Results from RATIONALE-315, 307 and 305 support the benefits of PD-1 inhibitor TEVIMBRA (tislelizumab) in non-small cell lung cancer and gastric cancer/gastroesophageal junction cancer

BASEL, Switzerland, September 09, 2024--(BUSINESS WIRE)--BeiGene, Ltd. (NASDAQ: BGNE; HKEX: 06160; SSE: 688235), a global oncology company, today announced it will share new data for TEVIMBRA? (tislelizumab) at the European Society of Medical Oncology 2024 Congress (ESMO 2024) in Barcelona, Spain, September 13-17, 2024. BeiGene has seven abstracts accepted at ESMO 2024, with one selected for the special session revisiting the ESMO Virtual Plenary held in February 2024.
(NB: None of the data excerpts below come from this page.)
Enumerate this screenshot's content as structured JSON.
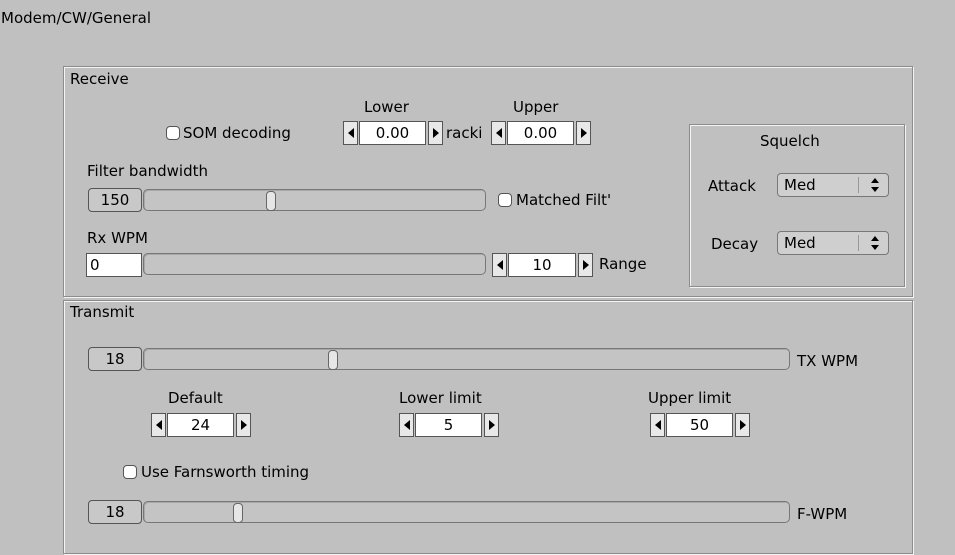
{
  "breadcrumb": "Modem/CW/General",
  "receive": {
    "title": "Receive",
    "som_label": "SOM decoding",
    "lower_label": "Lower",
    "upper_label": "Upper",
    "lower_value": "0.00",
    "tracking_label": "racki",
    "upper_value": "0.00",
    "filter_bandwidth_label": "Filter bandwidth",
    "filter_bandwidth_value": "150",
    "filter_bandwidth_level": 0.37,
    "matched_filter_label": "Matched Filt'",
    "rx_wpm_label": "Rx WPM",
    "rx_wpm_value": "0",
    "range_value": "10",
    "range_label": "Range"
  },
  "squelch": {
    "title": "Squelch",
    "attack_label": "Attack",
    "attack_value": "Med",
    "decay_label": "Decay",
    "decay_value": "Med"
  },
  "transmit": {
    "title": "Transmit",
    "tx_wpm_value": "18",
    "tx_wpm_label": "TX WPM",
    "tx_wpm_level": 0.29,
    "default_label": "Default",
    "default_value": "24",
    "lower_limit_label": "Lower limit",
    "lower_limit_value": "5",
    "upper_limit_label": "Upper limit",
    "upper_limit_value": "50",
    "farnsworth_label": "Use Farnsworth timing",
    "fwpm_value": "18",
    "fwpm_label": "F-WPM",
    "fwpm_level": 0.14
  }
}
New Data Add to Evidence for TEVIMBRA Across Multiple Disease States

  • As an encore to the ESMO plenary, interim results from the RATIONALE-315 study show the statistically significant event-free survival (EFS) and trend for overall survival (OS) benefit favoring neoadjuvant tislelizumab plus chemotherapy with adjuvant tislelizumab vs. placebo plus chemotherapy with adjuvant placebo for patients with resectable non-small cell lung cancer (NSCLC) (session #VP1-2024, Sept. 13 from 4:17-4:29 p.m. CEST). These results further reinforce the data presented at ESMO 2023 showing major pathologic response (MPR) and pathologic complete response (pCR) rate were significantly improved: 56.2% vs 15.0% (P<.0001) and 40.7% vs 5.7% (P<.0001), respectively. The safety profile of the tislelizumab arm was consistent with that of individual therapies, with 72.1% (vs. 66.4% in the placebo arm) of patients in the tislelizumab arm experiencing grade ≥3 treatment-related adverse events (TRAEs) and 15.5% (vs. 8.0% in the placebo arm) experiencing serious TRAEs. The most common TRAEs were decreased neutrophil count, decreased white blood cell count and alopecia. Improvement in symptomology from RATIONALE-315 will also be shown as patient-reported outcomes (poster #1213P, Sept. 14).

  • Three-year overall survival data from RATIONALE-305 continue to demonstrate the long-term efficacy and safety of tislelizumab plus chemotherapy in patients with first-line advanced or metastatic gastric cancer/gastroesophageal junction cancer (GC/GEJC) (poster #1437P, Sept. 16), as well as improvements in patient-reported outcomes (poster #1449P, Sept. 16).

  • Long-term outcomes in the ITT population as well as those receiving long-term exposure to tislelizumab plus chemotherapy as treatment for first line squamous NSCLC in RATIONALE-307 show a continued OS benefit with clinically promising four-year OS rates (poster #1323P, Sept. 14).

  • Relative effectiveness of tislelizumab vs. other anti-PD-1 treatments approved in the European Union and UK for second-line esophageal squamous cell carcinoma (ESCC) using anchored simulated treatment comparison of data from RATIONALE-302 and comparator clinical studies (poster #1417P, Sept. 16).